| I may live in the densest neighborhood of any HN participant: North Battery Park City [1] in Lower Manhattan. As an example, my son's 500 kid elementary school serves 9 buildings. And I'm here to tell you, the future feels great. Specifically, living vertically has all sorts of wonderful aspects in terms of community (the kids can trick-or-treat without leaving the building), access to resources (my kids can ride the elevator barefoot to the waterpark out the back door in the summer) and environmentally (we live in the first LEED platinum residential building in the US). The only problem is that it is expensive, and it doesn't need to be as expensive as it is.
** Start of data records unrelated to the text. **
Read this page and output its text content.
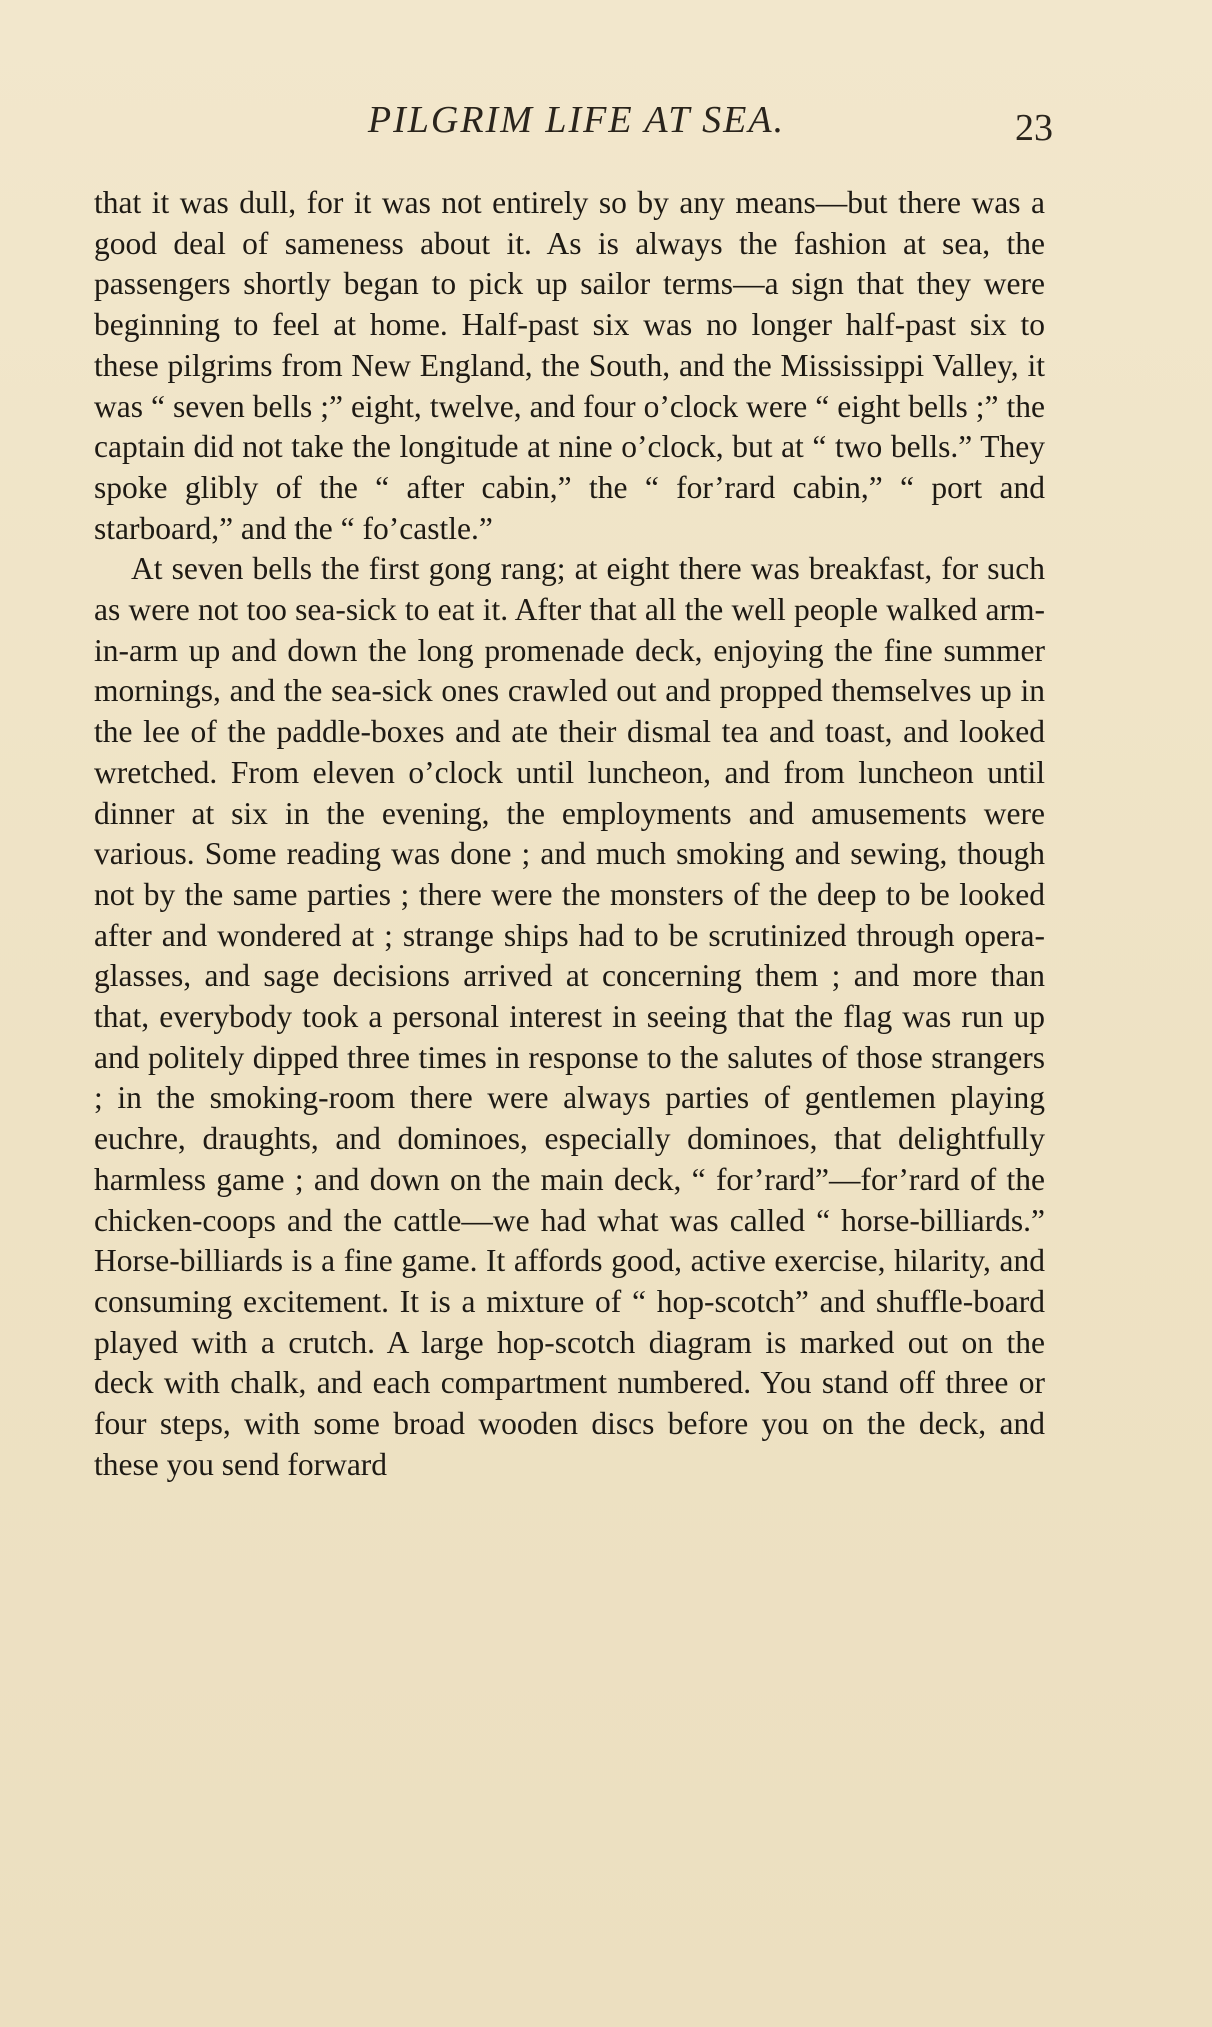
PILGRIM LIFE AT SEA.	23

that it was dull, for it was not entirely so by any means—but there was a good deal of sameness about it. As is always the fashion at sea, the passengers shortly began to pick up sailor terms—a sign that they were beginning to feel at home. Half-past six was no longer half-past six to these pilgrims from New England, the South, and the Mississippi Valley, it was “ seven bells ;” eight, twelve, and four o’clock were “ eight bells ;” the captain did not take the longitude at nine o’clock, but at “ two bells.” They spoke glibly of the “ after cabin,” the “ for’rard cabin,” “ port and starboard,” and the “ fo’castle.”

At seven bells the first gong rang; at eight there was breakfast, for such as were not too sea-sick to eat it. After that all the well people walked arm-in-arm up and down the long promenade deck, enjoying the fine summer mornings, and the sea-sick ones crawled out and propped themselves up in the lee of the paddle-boxes and ate their dismal tea and toast, and looked wretched. From eleven o’clock until luncheon, and from luncheon until dinner at six in the evening, the employments and amusements were various. Some reading was done ; and much smoking and sewing, though not by the same parties ; there were the monsters of the deep to be looked after and wondered at ; strange ships had to be scrutinized through opera-glasses, and sage decisions arrived at concerning them ; and more than that, everybody took a personal interest in seeing that the flag was run up and politely dipped three times in response to the salutes of those strangers ; in the smoking-room there were always parties of gentlemen playing euchre, draughts, and dominoes, especially dominoes, that delightfully harmless game ; and down on the main deck, “ for’rard”—for’rard of the chicken-coops and the cattle—we had what was called “ horse-billiards.” Horse-billiards is a fine game. It affords good, active exercise, hilarity, and consuming excitement. It is a mixture of “ hop-scotch” and shuffle-board played with a crutch. A large hop-scotch diagram is marked out on the deck with chalk, and each compartment numbered. You stand off three or four steps, with some broad wooden discs before you on the deck, and these you send forward
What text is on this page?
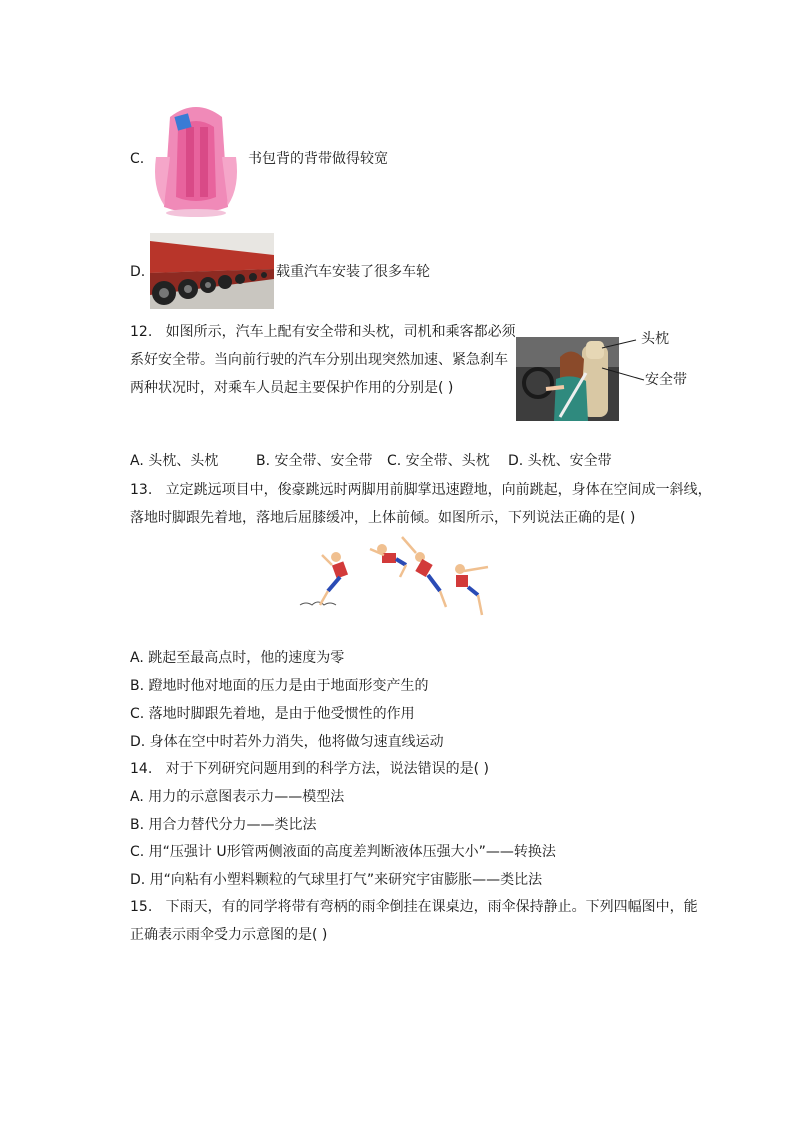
C.	书包背的背带做得较宽
D.	载重汽车安装了很多车轮
12. 如图所示，汽车上配有安全带和头枕，司机和乘客都必须
系好安全带。当向前行驶的汽车分别出现突然加速、紧急刹车
两种状况时，对乘车人员起主要保护作用的分别是( )
头枕
安全带
A. 头枕、头枕	B. 安全带、安全带 C. 安全带、头枕 D. 头枕、安全带
13. 立定跳远项目中，俊豪跳远时两脚用前脚掌迅速蹬地，向前跳起，身体在空间成一斜线，
落地时脚跟先着地，落地后屈膝缓冲，上体前倾。如图所示，下列说法正确的是( )
A. 跳起至最高点时，他的速度为零
B. 蹬地时他对地面的压力是由于地面形变产生的
C. 落地时脚跟先着地，是由于他受惯性的作用
D. 身体在空中时若外力消失，他将做匀速直线运动
14. 对于下列研究问题用到的科学方法，说法错误的是( )
A. 用力的示意图表示力——模型法
B. 用合力替代分力——类比法
C. 用“压强计 U形管两侧液面的高度差判断液体压强大小”——转换法
D. 用“向粘有小塑料颗粒的气球里打气”来研究宇宙膨胀——类比法
15. 下雨天，有的同学将带有弯柄的雨伞倒挂在课桌边，雨伞保持静止。下列四幅图中，能
正确表示雨伞受力示意图的是( )
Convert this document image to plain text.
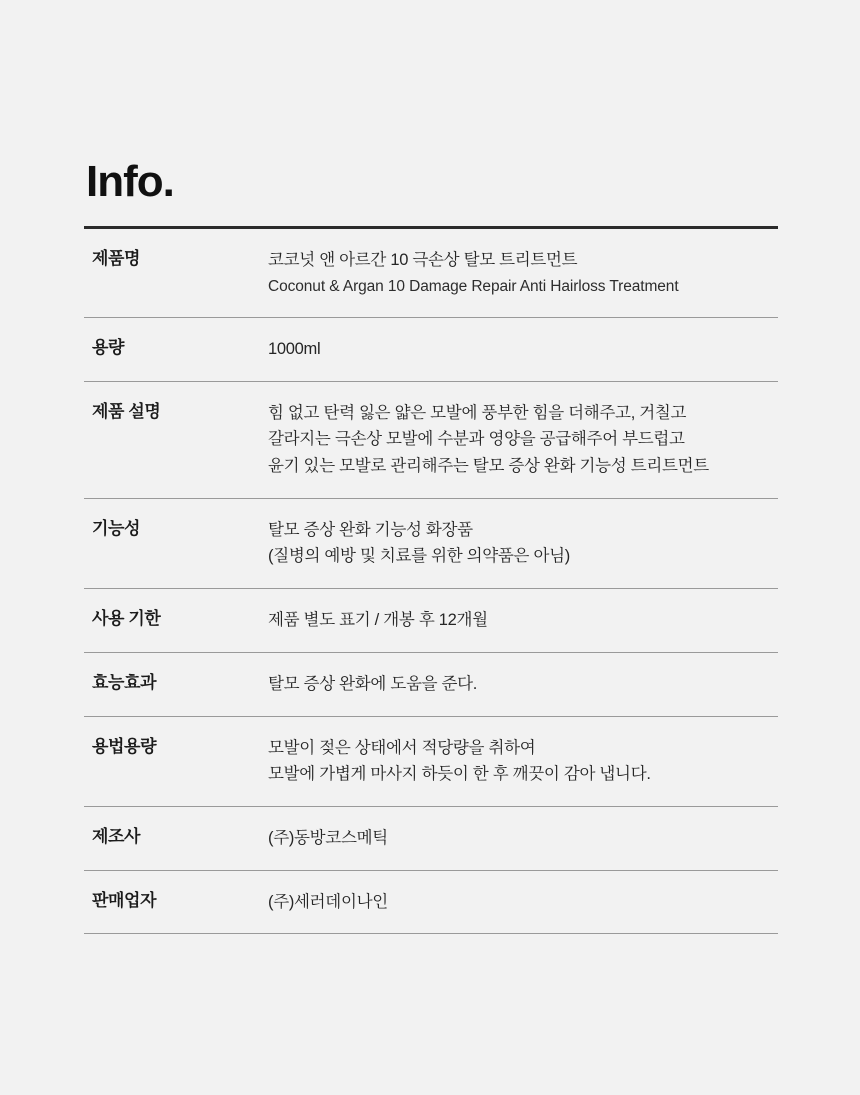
Info.
제품명	코코넛 앤 아르간 10 극손상 탈모 트리트먼트
Coconut & Argan 10 Damage Repair Anti Hairloss Treatment

용량	1000ml

제품 설명	힘 없고 탄력 잃은 얇은 모발에 풍부한 힘을 더해주고, 거칠고
갈라지는 극손상 모발에 수분과 영양을 공급해주어 부드럽고
윤기 있는 모발로 관리해주는 탈모 증상 완화 기능성 트리트먼트

기능성	탈모 증상 완화 기능성 화장품
(질병의 예방 및 치료를 위한 의약품은 아님)

사용 기한	제품 별도 표기 / 개봉 후 12개월

효능효과	탈모 증상 완화에 도움을 준다.

용법용량	모발이 젖은 상태에서 적당량을 취하여
모발에 가볍게 마사지 하듯이 한 후 깨끗이 감아 냅니다.

제조사	(주)동방코스메틱

판매업자	(주)세러데이나인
Building lots more residential skyscrapers, eliminating parking minimums [2], and reducing the incentive to warehouse vacant lots through land taxes or similar can all make New York City even more livable than it already is. [1] http://en.wikipedia.org/wiki/Battery_Park_City
[2] http://www.streetsblog.org/2012/03/21/report-details-how-one... |
What is probably the greatest advantage of very dense cities is that you can have a really great public transportation network. While the farther suburbs cruelly lack transportation, Paris proper is tightly covered, with the great majority of residents having less than 500m to walk to get to the subway (and some lines have stops every 200m).
In these conditions a post-car society truly is possible and we're slowly but steadily getting there, with streets being closed to cars one by one, and parking spots being removed by the hundreds month after month.